Single by Dopebwoy
- Language: Dutch
- English title: Cartier
- Released: 23 June 2017
- Genre: Nederhop; Afrobeats;
- Length: 4:12
- Label: Avalon Music
- Lyricists: Dopebwoy; Chivv; 3robi;
- Producers: Dopebwoy; Ramiks;

Music video
- "Cartier" on YouTube

= Cartier (song) =

Cartier is a song by Dutch Surinamese rapper Jordan Jacott, better known as Dopebwoy, featuring fellow Dutch rappers Chivv and 3robi. It was released as a single in 2017 and later included as the third track on Dopebwoy's album Andere flex that same year. Upon release, Cartier became the most-streamed Dutch-language song on both Spotify and YouTube.
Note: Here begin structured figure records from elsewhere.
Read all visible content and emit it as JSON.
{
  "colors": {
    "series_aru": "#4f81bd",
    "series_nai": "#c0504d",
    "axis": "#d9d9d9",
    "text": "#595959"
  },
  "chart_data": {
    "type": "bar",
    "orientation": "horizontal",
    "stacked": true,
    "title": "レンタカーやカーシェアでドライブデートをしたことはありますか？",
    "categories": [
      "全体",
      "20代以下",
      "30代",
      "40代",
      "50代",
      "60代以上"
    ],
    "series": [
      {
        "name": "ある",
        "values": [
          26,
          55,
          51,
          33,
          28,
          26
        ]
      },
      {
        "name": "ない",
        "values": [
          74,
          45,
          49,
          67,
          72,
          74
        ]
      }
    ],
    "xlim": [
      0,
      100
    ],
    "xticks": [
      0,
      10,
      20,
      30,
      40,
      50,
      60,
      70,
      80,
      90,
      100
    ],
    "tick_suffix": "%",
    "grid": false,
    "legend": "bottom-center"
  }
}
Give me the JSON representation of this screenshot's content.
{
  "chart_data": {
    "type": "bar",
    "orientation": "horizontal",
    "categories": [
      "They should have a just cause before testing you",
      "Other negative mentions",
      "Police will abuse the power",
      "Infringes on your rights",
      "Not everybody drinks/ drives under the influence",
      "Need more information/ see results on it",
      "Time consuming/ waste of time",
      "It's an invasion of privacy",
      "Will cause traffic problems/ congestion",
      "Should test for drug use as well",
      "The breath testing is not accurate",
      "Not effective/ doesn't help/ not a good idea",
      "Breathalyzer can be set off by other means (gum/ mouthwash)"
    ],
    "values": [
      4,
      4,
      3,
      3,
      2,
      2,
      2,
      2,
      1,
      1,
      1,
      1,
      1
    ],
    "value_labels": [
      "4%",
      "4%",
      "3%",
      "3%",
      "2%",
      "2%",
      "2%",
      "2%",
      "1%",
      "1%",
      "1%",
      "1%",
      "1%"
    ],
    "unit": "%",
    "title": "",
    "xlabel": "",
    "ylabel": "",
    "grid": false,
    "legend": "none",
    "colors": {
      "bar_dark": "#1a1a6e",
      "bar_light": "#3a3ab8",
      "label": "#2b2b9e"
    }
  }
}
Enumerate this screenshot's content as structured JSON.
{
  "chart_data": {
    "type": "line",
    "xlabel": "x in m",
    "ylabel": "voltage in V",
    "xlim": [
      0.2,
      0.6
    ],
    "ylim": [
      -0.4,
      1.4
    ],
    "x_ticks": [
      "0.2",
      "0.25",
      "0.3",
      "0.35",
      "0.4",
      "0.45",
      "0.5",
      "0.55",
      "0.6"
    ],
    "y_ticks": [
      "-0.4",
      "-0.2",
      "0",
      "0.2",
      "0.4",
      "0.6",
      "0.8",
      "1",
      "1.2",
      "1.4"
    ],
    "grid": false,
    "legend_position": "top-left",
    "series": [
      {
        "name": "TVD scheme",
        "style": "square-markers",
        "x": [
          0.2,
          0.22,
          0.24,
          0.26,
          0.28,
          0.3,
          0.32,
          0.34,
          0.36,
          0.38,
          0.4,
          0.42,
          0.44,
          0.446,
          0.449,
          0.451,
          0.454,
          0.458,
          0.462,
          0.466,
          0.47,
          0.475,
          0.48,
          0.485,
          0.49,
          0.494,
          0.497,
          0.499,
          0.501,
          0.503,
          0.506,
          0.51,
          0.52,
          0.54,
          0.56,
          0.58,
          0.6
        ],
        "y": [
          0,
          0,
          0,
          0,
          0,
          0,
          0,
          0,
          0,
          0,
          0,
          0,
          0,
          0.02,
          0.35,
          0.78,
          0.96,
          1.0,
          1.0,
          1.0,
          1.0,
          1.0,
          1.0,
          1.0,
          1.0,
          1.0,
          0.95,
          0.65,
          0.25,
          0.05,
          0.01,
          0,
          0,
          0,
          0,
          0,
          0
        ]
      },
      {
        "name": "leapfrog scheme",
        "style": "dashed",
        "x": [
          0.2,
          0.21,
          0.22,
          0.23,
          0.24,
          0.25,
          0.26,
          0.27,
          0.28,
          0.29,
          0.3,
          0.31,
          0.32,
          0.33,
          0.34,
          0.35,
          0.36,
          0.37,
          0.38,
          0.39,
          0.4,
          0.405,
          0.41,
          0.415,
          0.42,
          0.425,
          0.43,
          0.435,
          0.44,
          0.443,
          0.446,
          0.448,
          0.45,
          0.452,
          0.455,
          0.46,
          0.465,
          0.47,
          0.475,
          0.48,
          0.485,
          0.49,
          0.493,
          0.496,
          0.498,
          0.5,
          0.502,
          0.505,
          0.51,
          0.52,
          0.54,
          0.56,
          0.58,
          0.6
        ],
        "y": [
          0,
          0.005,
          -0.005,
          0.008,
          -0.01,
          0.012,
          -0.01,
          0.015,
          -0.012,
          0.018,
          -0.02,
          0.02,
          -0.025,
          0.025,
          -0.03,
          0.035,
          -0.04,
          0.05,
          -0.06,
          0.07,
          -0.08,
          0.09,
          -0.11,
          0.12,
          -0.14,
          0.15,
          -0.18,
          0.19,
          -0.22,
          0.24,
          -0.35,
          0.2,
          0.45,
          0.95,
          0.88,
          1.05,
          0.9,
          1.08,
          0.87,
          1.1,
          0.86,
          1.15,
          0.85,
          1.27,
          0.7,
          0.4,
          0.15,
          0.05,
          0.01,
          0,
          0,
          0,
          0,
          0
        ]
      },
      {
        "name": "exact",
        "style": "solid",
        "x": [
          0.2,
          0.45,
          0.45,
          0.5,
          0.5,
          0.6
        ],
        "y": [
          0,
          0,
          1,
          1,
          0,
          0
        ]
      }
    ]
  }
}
As of 2024, it remains one of the most-streamed Dutch-language songs.

== Background ==
The song was written by Chyvon Pala, Anass Haouam, and Jordan Jacott, with the latter also serving as the producer. It falls within the Nederhop genre with influences of Afrobeats, and the lyrics focus on wealth and luxurious lifestyles. The title refers to the luxury brand Cartier, specifically referencing "planga van Cartier," which is street slang for Cartier sunglasses. Initially, the beat was created for the group SBMG's song 4x duurder, but Dopebwoy decided to keep it for himself, recognizing its quality, despite being offered money for it. The track became a significant hit, marking Dopebwoy's breakthrough in the music industry. In the Netherlands, the single achieved five-times platinum status. This was the first collaboration between the three artists, both collectively and individually. They have since worked together on several other tracks, including Domme invest, Walou crisis, Champagne papi, and Marbella.